Le constat est clair : les assureurs ne se bousculent plus pour assurer les véhicules du TRV (Transport routier de voyageurs) en RC Auto (responsabilité civile automobile), indispensable à leurs circulations. Et la crise ne fait qu’empirer depuis une dizaine d’années, jusqu’à une situation aujourd’hui de quasi monopole au profit d’Axa, qui fait monter les prix. Les opérateurs (et les collectivités) s’inquiètent, d’autant que pour échapper à l’envolée des tarifs elles courent le risque de tomber sur des assureurs margoulins ou pas homologués, comme à Guéret début mars où l’exploitation a été interrompue.

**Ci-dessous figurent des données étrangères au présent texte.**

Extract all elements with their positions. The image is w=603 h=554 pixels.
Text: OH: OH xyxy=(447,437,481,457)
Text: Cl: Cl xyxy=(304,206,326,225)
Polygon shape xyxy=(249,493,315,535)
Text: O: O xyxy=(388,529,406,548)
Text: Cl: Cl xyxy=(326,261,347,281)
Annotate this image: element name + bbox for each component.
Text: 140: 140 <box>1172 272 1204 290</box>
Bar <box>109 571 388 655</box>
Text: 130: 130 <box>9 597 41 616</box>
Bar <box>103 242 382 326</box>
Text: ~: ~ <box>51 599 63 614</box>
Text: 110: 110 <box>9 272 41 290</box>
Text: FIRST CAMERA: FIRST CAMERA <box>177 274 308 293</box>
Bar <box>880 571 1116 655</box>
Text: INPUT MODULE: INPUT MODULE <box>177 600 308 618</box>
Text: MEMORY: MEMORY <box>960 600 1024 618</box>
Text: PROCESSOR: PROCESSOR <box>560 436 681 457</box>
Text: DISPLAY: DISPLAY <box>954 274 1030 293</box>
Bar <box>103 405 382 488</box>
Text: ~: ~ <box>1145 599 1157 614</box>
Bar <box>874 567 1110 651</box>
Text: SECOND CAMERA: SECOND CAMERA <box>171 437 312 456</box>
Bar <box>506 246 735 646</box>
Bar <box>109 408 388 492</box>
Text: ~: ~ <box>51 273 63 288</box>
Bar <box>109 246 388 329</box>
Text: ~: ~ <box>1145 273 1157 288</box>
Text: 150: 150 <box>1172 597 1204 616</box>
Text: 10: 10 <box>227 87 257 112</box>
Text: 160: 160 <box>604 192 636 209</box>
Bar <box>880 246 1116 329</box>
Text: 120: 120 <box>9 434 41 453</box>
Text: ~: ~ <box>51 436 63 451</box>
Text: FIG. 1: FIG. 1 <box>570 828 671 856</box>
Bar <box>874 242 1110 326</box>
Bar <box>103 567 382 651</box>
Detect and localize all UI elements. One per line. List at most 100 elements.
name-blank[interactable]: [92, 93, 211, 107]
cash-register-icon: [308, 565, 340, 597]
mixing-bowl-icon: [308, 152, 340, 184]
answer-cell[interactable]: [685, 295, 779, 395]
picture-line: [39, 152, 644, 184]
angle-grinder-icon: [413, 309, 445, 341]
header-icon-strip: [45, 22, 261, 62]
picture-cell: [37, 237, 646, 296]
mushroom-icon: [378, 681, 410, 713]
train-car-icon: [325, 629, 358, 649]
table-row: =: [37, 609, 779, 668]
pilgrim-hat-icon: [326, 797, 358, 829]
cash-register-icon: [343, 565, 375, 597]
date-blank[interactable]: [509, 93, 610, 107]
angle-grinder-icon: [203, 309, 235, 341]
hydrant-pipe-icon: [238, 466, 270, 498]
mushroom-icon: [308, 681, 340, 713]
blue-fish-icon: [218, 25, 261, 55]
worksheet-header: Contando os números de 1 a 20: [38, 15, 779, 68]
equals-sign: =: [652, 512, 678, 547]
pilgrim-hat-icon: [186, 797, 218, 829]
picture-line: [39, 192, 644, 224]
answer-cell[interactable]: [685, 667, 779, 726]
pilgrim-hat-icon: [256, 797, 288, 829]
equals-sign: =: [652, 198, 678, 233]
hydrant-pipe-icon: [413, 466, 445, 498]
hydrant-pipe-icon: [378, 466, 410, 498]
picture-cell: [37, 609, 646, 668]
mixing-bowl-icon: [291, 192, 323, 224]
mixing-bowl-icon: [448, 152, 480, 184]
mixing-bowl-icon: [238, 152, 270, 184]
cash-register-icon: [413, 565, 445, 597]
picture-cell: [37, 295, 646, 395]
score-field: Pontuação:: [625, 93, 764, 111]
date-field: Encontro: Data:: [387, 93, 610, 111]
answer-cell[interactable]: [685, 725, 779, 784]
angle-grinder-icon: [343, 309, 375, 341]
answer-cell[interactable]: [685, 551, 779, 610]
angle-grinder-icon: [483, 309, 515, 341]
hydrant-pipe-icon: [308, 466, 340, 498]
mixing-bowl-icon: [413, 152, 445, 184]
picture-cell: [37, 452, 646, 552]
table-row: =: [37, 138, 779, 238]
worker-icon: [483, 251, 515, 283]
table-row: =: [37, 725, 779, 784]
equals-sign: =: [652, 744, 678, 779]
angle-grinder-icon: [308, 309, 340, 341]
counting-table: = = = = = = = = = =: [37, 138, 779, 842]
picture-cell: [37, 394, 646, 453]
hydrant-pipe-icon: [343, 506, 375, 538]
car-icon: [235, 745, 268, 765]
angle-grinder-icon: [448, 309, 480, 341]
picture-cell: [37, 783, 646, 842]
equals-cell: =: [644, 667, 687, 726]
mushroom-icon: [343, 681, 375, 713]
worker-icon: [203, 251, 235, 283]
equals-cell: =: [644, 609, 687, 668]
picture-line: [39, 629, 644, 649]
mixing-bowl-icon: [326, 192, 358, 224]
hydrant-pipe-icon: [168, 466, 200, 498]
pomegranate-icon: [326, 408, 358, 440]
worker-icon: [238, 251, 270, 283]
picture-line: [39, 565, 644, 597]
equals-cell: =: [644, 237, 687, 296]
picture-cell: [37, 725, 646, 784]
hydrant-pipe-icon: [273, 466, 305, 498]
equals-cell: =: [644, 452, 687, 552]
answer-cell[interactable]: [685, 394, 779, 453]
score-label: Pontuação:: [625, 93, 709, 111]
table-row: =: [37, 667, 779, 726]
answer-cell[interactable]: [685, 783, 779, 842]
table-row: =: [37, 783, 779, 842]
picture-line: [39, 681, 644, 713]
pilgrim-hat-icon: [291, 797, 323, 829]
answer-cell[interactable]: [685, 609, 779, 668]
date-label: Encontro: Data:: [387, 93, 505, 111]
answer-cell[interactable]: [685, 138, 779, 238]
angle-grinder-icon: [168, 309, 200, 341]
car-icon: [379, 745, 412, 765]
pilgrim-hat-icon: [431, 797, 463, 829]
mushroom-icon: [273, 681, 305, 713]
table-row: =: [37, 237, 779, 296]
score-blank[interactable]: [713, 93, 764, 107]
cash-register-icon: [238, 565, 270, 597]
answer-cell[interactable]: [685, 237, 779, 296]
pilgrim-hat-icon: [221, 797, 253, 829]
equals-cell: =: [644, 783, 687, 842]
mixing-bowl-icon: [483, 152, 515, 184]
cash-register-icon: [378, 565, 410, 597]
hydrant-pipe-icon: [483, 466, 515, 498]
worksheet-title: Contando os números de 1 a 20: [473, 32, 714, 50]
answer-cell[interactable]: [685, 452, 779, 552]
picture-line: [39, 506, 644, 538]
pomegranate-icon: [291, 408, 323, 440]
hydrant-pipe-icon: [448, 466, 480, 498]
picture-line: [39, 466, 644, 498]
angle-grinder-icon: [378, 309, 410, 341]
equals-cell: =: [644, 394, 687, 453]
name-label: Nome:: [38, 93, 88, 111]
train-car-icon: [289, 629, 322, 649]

Pourquoi une telle situation ? Les assureurs estiment que le ratio sinistres/primes est insuffisant pour permettre de couvrir leurs frais et de dégager une marge nette, et que ces difficultés se couplent à l’augmentation de coûts d’assurances en matière de vol et de responsabilité civile matérielle, ainsi qu’au coût de l’indemnisation des préjudices corporels. C’est bien connu, les assureurs ne veulent pas prendre de risque… Pourtant, les statistiques ne montrent sur la durée aucune hausse de l’accidentologie routière, aussi bien pour les bus urbains que pour les autocars. En 2021, les professionnels justifiaient l’inflation des coûts d’assurance par la survenance de sinistres plus nombreux depuis la création des « cars Macron »… ce qui ne se vérifie pas dans les statistiques de l’accidentologie routière depuis leur création en 2015 !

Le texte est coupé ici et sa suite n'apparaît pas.